Many workshops have been organized to ensure the leading officials bear in mind the newly issued Party documents, such as the one on the norms of political life within the Party in the new era, and a regulation on intra-Party supervision. Both were approved at the Sixth Plenum of the 18th CPC Central Committee last year.
Regulating Party members and correcting their shortcomings requires long-term and persistent efforts. The leading officials have to fulfill their responsibilities in order to ensure the campaign is effectively implemented, its development supervised and perfunctory performance prevented.
History and reality both tell us that the key to solving China's problems lies in the CPC's effective governance, and the leading senior officials should make their best efforts to achieve that.
Exemplified by the "key few", the campaign has achieved results in addressing problems and plugging loopholes in the management of Party organizations.

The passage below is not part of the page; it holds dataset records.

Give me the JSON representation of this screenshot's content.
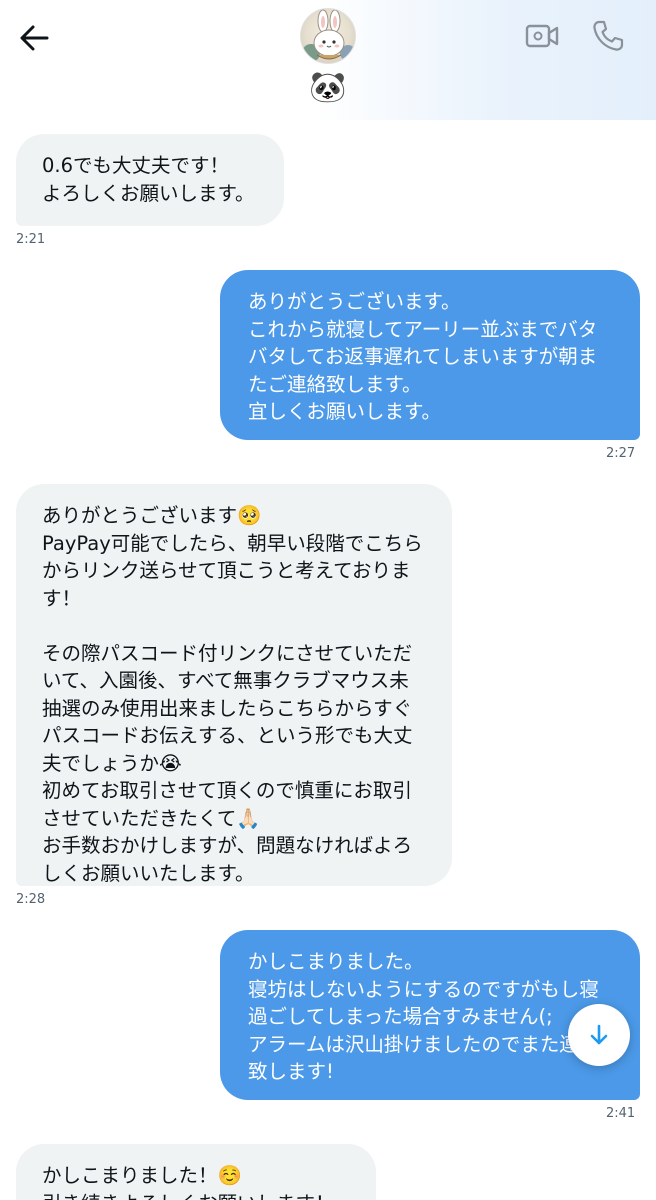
{
  "header": {
    "contact_emoji": "🐼",
    "icons": {
      "back": "arrow-left-icon",
      "video": "video-call-icon",
      "phone": "phone-icon"
    }
  },
  "messages": [
    {
      "direction": "in",
      "text": "0.6でも大丈夫です！\nよろしくお願いします。",
      "time": "2:21"
    },
    {
      "direction": "out",
      "text": "ありがとうございます。\nこれから就寝してアーリー並ぶまでバタバタしてお返事遅れてしまいますが朝またご連絡致します。\n宜しくお願いします。",
      "time": "2:27"
    },
    {
      "direction": "in",
      "text": "ありがとうございます🥺\nPayPay可能でしたら、朝早い段階でこちらからリンク送らせて頂こうと考えております！\n\nその際パスコード付リンクにさせていただいて、入園後、すべて無事クラブマウス未抽選のみ使用出来ましたらこちらからすぐパスコードお伝えする、という形でも大丈夫でしょうか😭\n初めてお取引させて頂くので慎重にお取引させていただきたくて🙏🏻\nお手数おかけしますが、問題なければよろしくお願いいたします。",
      "time": "2:28"
    },
    {
      "direction": "out",
      "text": "かしこまりました。\n寝坊はしないようにするのですがもし寝過ごしてしまった場合すみません(;\nアラームは沢山掛けましたのでまた連絡致します!",
      "time": "2:41"
    },
    {
      "direction": "in",
      "text": "かしこまりました！☺️\n引き続きよろしくお願いします！",
      "time": ""
    }
  ],
  "scroll_button": {
    "icon": "arrow-down-icon"
  },
  "colors": {
    "outgoing_bubble": "#4b99e8",
    "incoming_bubble": "#eff3f4",
    "timestamp": "#536471",
    "accent": "#1d9bf0"
  }
}
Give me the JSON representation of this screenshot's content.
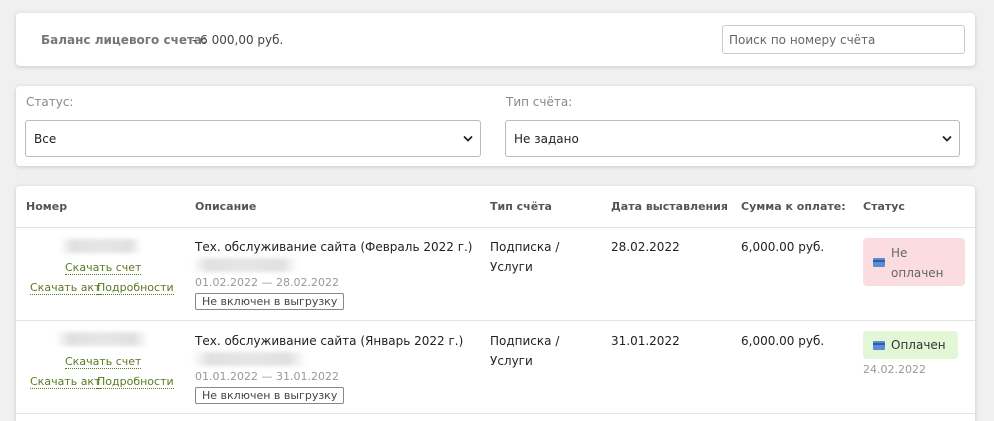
{
  "balance": {
    "label": "Баланс лицевого счета:",
    "value": "- 6 000,00 руб."
  },
  "search": {
    "placeholder": "Поиск по номеру счёта"
  },
  "filters": {
    "status_label": "Статус:",
    "status_value": "Все",
    "type_label": "Тип счёта:",
    "type_value": "Не задано"
  },
  "table": {
    "headers": {
      "number": "Номер",
      "description": "Описание",
      "type": "Тип счёта",
      "date": "Дата выставления",
      "sum": "Сумма к оплате:",
      "status": "Статус"
    },
    "rows": [
      {
        "link_invoice": "Скачать счет",
        "link_act": "Скачать акт",
        "link_details": "Подробности",
        "description": "Тех. обслуживание сайта (Февраль 2022 г.)",
        "period": "01.02.2022 — 28.02.2022",
        "tag": "Не включен в выгрузку",
        "type_line1": "Подписка /",
        "type_line2": "Услуги",
        "date": "28.02.2022",
        "sum": "6,000.00 руб.",
        "status_line1": "Не",
        "status_line2": "оплачен",
        "status_color": "#fbdde0",
        "paid_date": ""
      },
      {
        "link_invoice": "Скачать счет",
        "link_act": "Скачать акт",
        "link_details": "Подробности",
        "description": "Тех. обслуживание сайта (Январь 2022 г.)",
        "period": "01.01.2022 — 31.01.2022",
        "tag": "Не включен в выгрузку",
        "type_line1": "Подписка /",
        "type_line2": "Услуги",
        "date": "31.01.2022",
        "sum": "6,000.00 руб.",
        "status_line1": "Оплачен",
        "status_line2": "",
        "status_color": "#e3f6d6",
        "paid_date": "24.02.2022"
      }
    ]
  },
  "icons": {
    "status_icon": "credit-card-icon",
    "select_icon": "chevron-down-icon"
  }
}
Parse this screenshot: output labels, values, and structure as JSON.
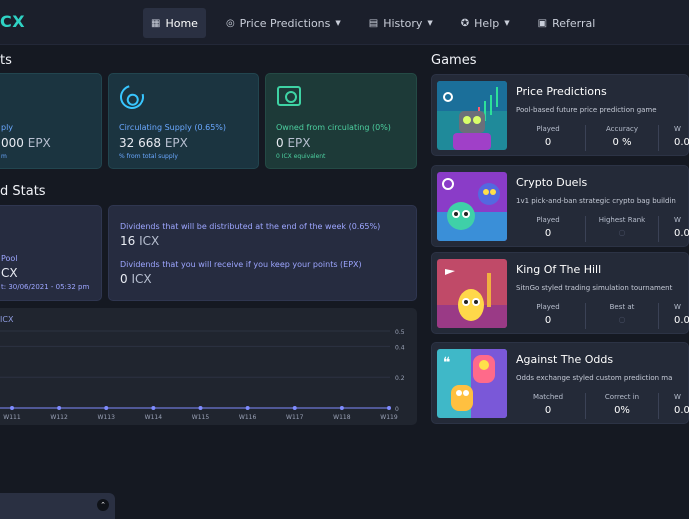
{
  "nav": {
    "logo": "CX",
    "items": [
      {
        "label": "Home",
        "icon": "grid-icon",
        "glyph": "▦",
        "dropdown": false,
        "active": true
      },
      {
        "label": "Price Predictions",
        "icon": "target-icon",
        "glyph": "◎",
        "dropdown": true,
        "active": false
      },
      {
        "label": "History",
        "icon": "clipboard-icon",
        "glyph": "▤",
        "dropdown": true,
        "active": false
      },
      {
        "label": "Help",
        "icon": "lifebuoy-icon",
        "glyph": "✪",
        "dropdown": true,
        "active": false
      },
      {
        "label": "Referral",
        "icon": "gift-icon",
        "glyph": "▣",
        "dropdown": false,
        "active": false
      }
    ]
  },
  "stats": {
    "title": "ts",
    "supply": {
      "label": "ply",
      "value": "000",
      "unit": "EPX",
      "sub": "m"
    },
    "circulating": {
      "label": "Circulating Supply (0.65%)",
      "value": "32 668",
      "unit": "EPX",
      "sub": "% from total supply"
    },
    "owned": {
      "label": "Owned from circulating (0%)",
      "value": "0",
      "unit": "EPX",
      "sub": "0 ICX equivalent"
    }
  },
  "dividend_stats": {
    "title": "d Stats",
    "pool": {
      "label": "Pool",
      "value": "CX",
      "sub": "t: 30/06/2021 - 05:32 pm"
    },
    "distributed": {
      "label": "Dividends that will be distributed at the end of the week (0.65%)",
      "value": "16",
      "unit": "ICX"
    },
    "receive": {
      "label": "Dividends that you will receive if you keep your points (EPX)",
      "value": "0",
      "unit": "ICX"
    }
  },
  "chart_data": {
    "type": "line",
    "title": "ICX",
    "categories": [
      "W111",
      "W112",
      "W113",
      "W114",
      "W115",
      "W116",
      "W117",
      "W118",
      "W119"
    ],
    "values": [
      0,
      0,
      0,
      0,
      0,
      0,
      0,
      0,
      0
    ],
    "yticks": [
      "0",
      "0.2",
      "0.4",
      "0.5"
    ],
    "ylim": [
      0,
      0.5
    ],
    "color": "#7f8cff",
    "grid": true
  },
  "games": {
    "title": "Games",
    "items": [
      {
        "title": "Price Predictions",
        "desc": "Pool-based future price prediction game",
        "cols": [
          {
            "label": "Played",
            "value": "0"
          },
          {
            "label": "Accuracy",
            "value": "0 %"
          },
          {
            "label": "W",
            "value": "0.0"
          }
        ]
      },
      {
        "title": "Crypto Duels",
        "desc": "1v1 pick-and-ban strategic crypto bag buildin",
        "cols": [
          {
            "label": "Played",
            "value": "0"
          },
          {
            "label": "Highest Rank",
            "value": "○"
          },
          {
            "label": "W",
            "value": "0.0"
          }
        ]
      },
      {
        "title": "King Of The Hill",
        "desc": "SitnGo styled trading simulation tournament",
        "cols": [
          {
            "label": "Played",
            "value": "0"
          },
          {
            "label": "Best at",
            "value": "○"
          },
          {
            "label": "W",
            "value": "0.0"
          }
        ]
      },
      {
        "title": "Against The Odds",
        "desc": "Odds exchange styled custom prediction ma",
        "cols": [
          {
            "label": "Matched",
            "value": "0"
          },
          {
            "label": "Correct in",
            "value": "0%"
          },
          {
            "label": "W",
            "value": "0.0"
          }
        ]
      }
    ]
  },
  "footer": {
    "collapse_icon": "chevron-up-icon",
    "collapse_glyph": "⌃"
  }
}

If the "key few" high-ranking officials are slack in performing their duties or violate the law or Party disciplines, the result will not be just corrupt individuals; they might also lead a group of cadres astray and contaminate the political ecology of a department or locality.
Since the 18th CPC National Congress in late 2012, the CPC Central Commission for Discipline Inspection, the Party's top anti-corruption body, has investigated more than 200 senior officials.
Last year alone, it punished 76 ministerial-level officials. Those who failed to exercise their duties or were negligent in regulating their subordinates also have been held accountable.
The CPC is institutionalizing the campaign to expand the sphere of intra-Party education from the "key few" to the 88 million Party members across the country, in order to build a Party that is strong, clean and devoted to the interests of the people.